Imagine a recipe where, each time you double the ingredients, the oven, and the baking time, the cake gets measurably better — and predictably so. Scaling laws describe exactly this for AI: a model's performance improves smoothly and predictably as you increase three levers — model size (number of parameters), the amount of training data, and the compute invested.
A power-law relationship
The central finding, popularized by OpenAI's work (2020) and later refined by DeepMind, is that a model's error (its loss) decreases as a power law with respect to each lever. Schematically:
$$L(N) \approx \left(\frac{N_c}{N}\right)^{\alpha}$$
where $L$ is the loss, $N$ the number of parameters, and $\alpha$ a positive exponent. The practical consequence is striking: on a log-log plot, performance follows a near-perfect straight line across several orders of magnitude.
The Chinchilla balance
For a long time, the dominant strategy was simply making models bigger. In 2022, DeepMind's Chinchilla model showed that many models were undertrained: for a fixed compute budget, parameters and data must be balanced.
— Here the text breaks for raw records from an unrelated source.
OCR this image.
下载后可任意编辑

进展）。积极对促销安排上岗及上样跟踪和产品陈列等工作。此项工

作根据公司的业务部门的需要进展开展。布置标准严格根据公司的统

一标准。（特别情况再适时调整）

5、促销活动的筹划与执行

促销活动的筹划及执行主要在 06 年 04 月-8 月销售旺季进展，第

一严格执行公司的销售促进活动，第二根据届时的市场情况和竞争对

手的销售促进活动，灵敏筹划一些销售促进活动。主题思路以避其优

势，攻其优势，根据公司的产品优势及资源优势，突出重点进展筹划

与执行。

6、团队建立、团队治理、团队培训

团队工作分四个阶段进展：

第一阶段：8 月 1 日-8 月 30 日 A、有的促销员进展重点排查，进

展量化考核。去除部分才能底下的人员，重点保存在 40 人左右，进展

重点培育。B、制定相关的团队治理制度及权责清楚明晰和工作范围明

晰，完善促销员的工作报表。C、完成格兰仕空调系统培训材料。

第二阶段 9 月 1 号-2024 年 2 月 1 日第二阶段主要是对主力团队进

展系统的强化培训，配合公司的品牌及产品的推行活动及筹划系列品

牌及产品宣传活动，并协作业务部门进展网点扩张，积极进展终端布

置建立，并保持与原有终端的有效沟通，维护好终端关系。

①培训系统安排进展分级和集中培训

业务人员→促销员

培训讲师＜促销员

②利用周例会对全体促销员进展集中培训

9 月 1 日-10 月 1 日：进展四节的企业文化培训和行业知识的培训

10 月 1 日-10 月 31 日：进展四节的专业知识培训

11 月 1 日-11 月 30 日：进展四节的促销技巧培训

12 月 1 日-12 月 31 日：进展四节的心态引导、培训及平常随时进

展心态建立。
| Lever | Effect of increasing it | Limit |
|---|---|---|
| Parameters ($N$) | More capacity | Memory/compute cost |
| Data ($D$) | Better generalization | Finite high-quality data |
| Compute ($C$) | Enables larger $N$ and $D$ | Energy and financial cost |
Why it's fundamental
Scaling laws turned AI into a discipline of predictable engineering: you can estimate a future model's performance before training it, justifying enormous investments.
More isn't always better — but thanks to scaling laws, we know how much more, and where to invest it.